The brokerage industry will spend almost $700 million in the next three years on anti-money-laundering technologies, according to a recent report by Massachusetts-based consultants, TowerGroup.
The 2001 USA Patriot Act requires financial institutions to establish anti-money laundering programs. These programs must include, at a minimum, development of internal procedures, policies and controls; establishing a compliance officer; conducting ongoing employee training; and instituting program testing by independent auditors.
Robert Iati, research director, Securities and Capital Markets, TowerGroup, outlines what brokers must do to meet the Patriot Act requirements. These actions involve establishing customer-identification programs that include record keeping, behavior-detection procedures to monitor unusual investment activity, and suspicious-activity reporting.
"The process is challenging because AML activity means that people are intentionally being evasive and tricky. They're trying everything they can to get around every initiative that you have," he says, adding that a money launderer is constantly morphing behavior in order to remain undetected.
Top-tier brokerage firms, such as Morgan Stanley, Merrill Lynch and Salomon Smith Barney, will take a lead in ensuring their own AML-compliance, Iati says.

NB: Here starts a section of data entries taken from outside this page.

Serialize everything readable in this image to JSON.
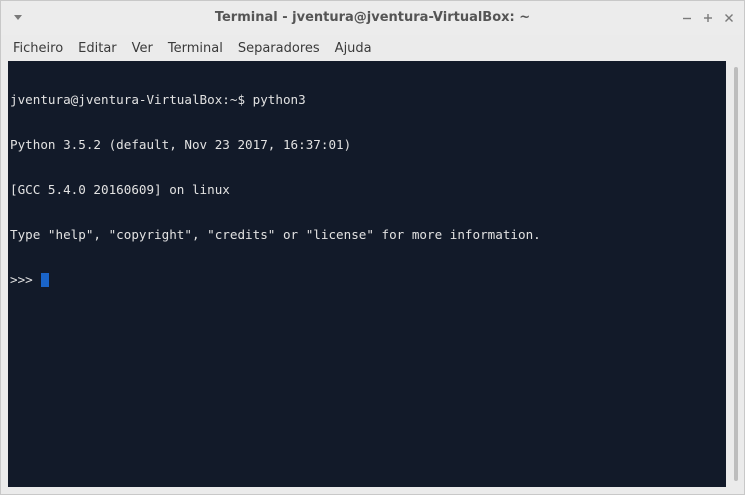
{
  "window": {
    "title": "Terminal - jventura@jventura-VirtualBox: ~"
  },
  "titlebar_icons": {
    "menu": "chevron-down-icon",
    "minimize": "minimize-icon",
    "maximize": "maximize-icon",
    "close": "close-icon"
  },
  "menubar": {
    "items": [
      "Ficheiro",
      "Editar",
      "Ver",
      "Terminal",
      "Separadores",
      "Ajuda"
    ]
  },
  "terminal": {
    "lines": [
      "jventura@jventura-VirtualBox:~$ python3",
      "Python 3.5.2 (default, Nov 23 2017, 16:37:01)",
      "[GCC 5.4.0 20160609] on linux",
      "Type \"help\", \"copyright\", \"credits\" or \"license\" for more information."
    ],
    "prompt": ">>>"
  },
  "colors": {
    "terminal_bg": "#121a29",
    "terminal_fg": "#e2e2e2",
    "cursor": "#1a64c8",
    "chrome": "#ebebeb"
  }
}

Complex solutions include technology systems that offer artificial intelligence, he says, using rules-based analysis, such as Mantas or Searchspace. For example, if an investor suddenly changes investing behavior, and that investor uses a bank that has been known to transact terrorist funds, the technology would post an alert for the situation to be investigated. Iati notes that rules can often be modified and customized within the technologies, depending on the depth of investigation needed, and the amount of money that a broker is willing to invest.
Smaller firms with tighter technology budgets may not be purchasing specific AML technologies, but instead, are improving their data systems to get a more accurate picture of whom their investors are, Iati says. "If you're looking for intricate patterns in the way people trade, especially people that are trying to be evasive, the data must be accurate," he explains. "If it isn't, then you cannot determine as readily if a person is in violation because they cannot be adequately identified and you can't attach all transactions to that person."
Iati says that many vendors are getting involved in the AML-compliance marketplace, since almost every broker is allotting at least some level of their technology budget to ensuring compliance. These vendors include customer-relationship-management providers, transaction-data vendors and compliance companies.
While solutions average between $5 million and $10 million, with top-tier firms paying up to $30 million, Iati says that AML technologies are a worthwhile investment in order to avoid repercussions of non-compliance. Beyond the possibility of fines reaching up to $1 million, he explains that non-compliance is more dangerous to a broker's public reputation.
"Firms need to make sure to give the impression that they are making this a top-priority and might even be overspending to make sure that they're not cited as someone that is behind the curve," he says. "One article will cost them millions of dollars in losses and could be prevented by investing in a system that really worked."